For those interested in preserving watersheds in their areas, Baros recommends getting involved in any way you can. “I strongly encourage folks to be good stewards in everyday life,” she said. “If you’re out and about and see litter, pick it up and dispose of it properly. Conserve water in your daily life by using efficient fixtures and appliances, and be very careful about what you put down the drain. Avoid putting pesticides and herbicides onto your lawn or garden, as these will get washed into the waterways. ‘We all live downstream’ is our motto.”
Baros taught biology at Allegheny College from 2002 to 2008. She currently is part of Penn State’s Environmental Health & Safety (EHS) Department, serving as the EHS coordinator for the six western-most of the university’s 21 regional campuses. “I work with people at all levels at my campuses — researchers, instructors, lab technicians, maintenance teams, artists, theater directors, administrators, and students – and assist with everything from chemical and biological hazards to air quality, machinery, and ladders to theatrical rigging.”
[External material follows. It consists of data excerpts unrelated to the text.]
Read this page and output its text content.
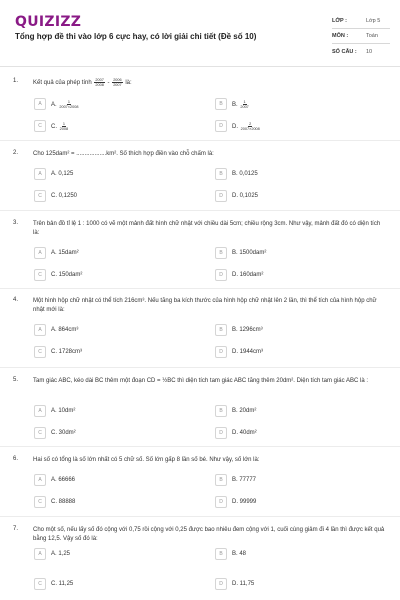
QUIZIZZ
Tổng hợp đề thi vào lớp 6 cực hay, có lời giải chi tiết (Đề số 10)
LỚP :	Lớp 5
MÔN :	Toán
SỐ CÂU : 10
1. Kết quả của phép tính $\frac{2007}{2008} - \frac{2006}{2007}$ là:
A	A. $\frac{1}{2007\times 2008}$	B	B. $\frac{1}{2007}$
C	C. $\frac{1}{2008}$	D	D. $\frac{2}{2007\times 2008}$
2. Cho 125dam² = ..................km². Số thích hợp điền vào chỗ chấm là:
A	A. 0,125	B	B. 0,0125
C	C. 0,1250	D	D. 0,1025
3. Trên bản đồ tỉ lệ 1 : 1000 có vẽ một mảnh đất hình chữ nhật với chiều dài 5cm; chiều rộng 3cm. Như vậy, mảnh đất đó có diện tích là:
A	A. 15dam²	B	B. 1500dam²
C	C. 150dam²	D	D. 160dam²
4. Một hình hộp chữ nhật có thể tích 216cm³. Nếu tăng ba kích thước của hình hộp chữ nhật lên 2 lần, thì thể tích của hình hộp chữ nhật mới là:
A	A. 864cm³	B	B. 1296cm³
C	C. 1728cm³	D	D. 1944cm³
5. Tam giác ABC, kéo dài BC thêm một đoạn CD = ½BC thì diện tích tam giác ABC tăng thêm 20dm². Diện tích tam giác ABC là :
A	A. 10dm²	B	B. 20dm²
C	C. 30dm²	D	D. 40dm²
6. Hai số có tổng là số lớn nhất có 5 chữ số. Số lớn gấp 8 lần số bé. Như vậy, số lớn là:
A	A. 66666	B	B. 77777
C	C. 88888	D	D. 99999
7. Cho một số, nếu lấy số đó cộng với 0,75 rồi cộng với 0,25 được bao nhiêu đem cộng với 1, cuối cùng giảm đi 4 lần thì được kết quả bằng 12,5. Vậy số đó là:
A	A. 1,25	B	B. 48
C	C. 11,25	D	D. 11,75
She also credits her undergraduate education as providing a responsible worldview.
“Allegheny’s Biology Department gave me an excellent foundation to think about the world around me at every level, from molecules to ecosystems,” Baros said. “The college-wide emphasis on writing and speaking has served me far better than I could ever have expected as a student. Good communication skills are vital no matter what field you’re in. I also learned how important it is to have a network of good friends, because good friends can help you get through just about anything.”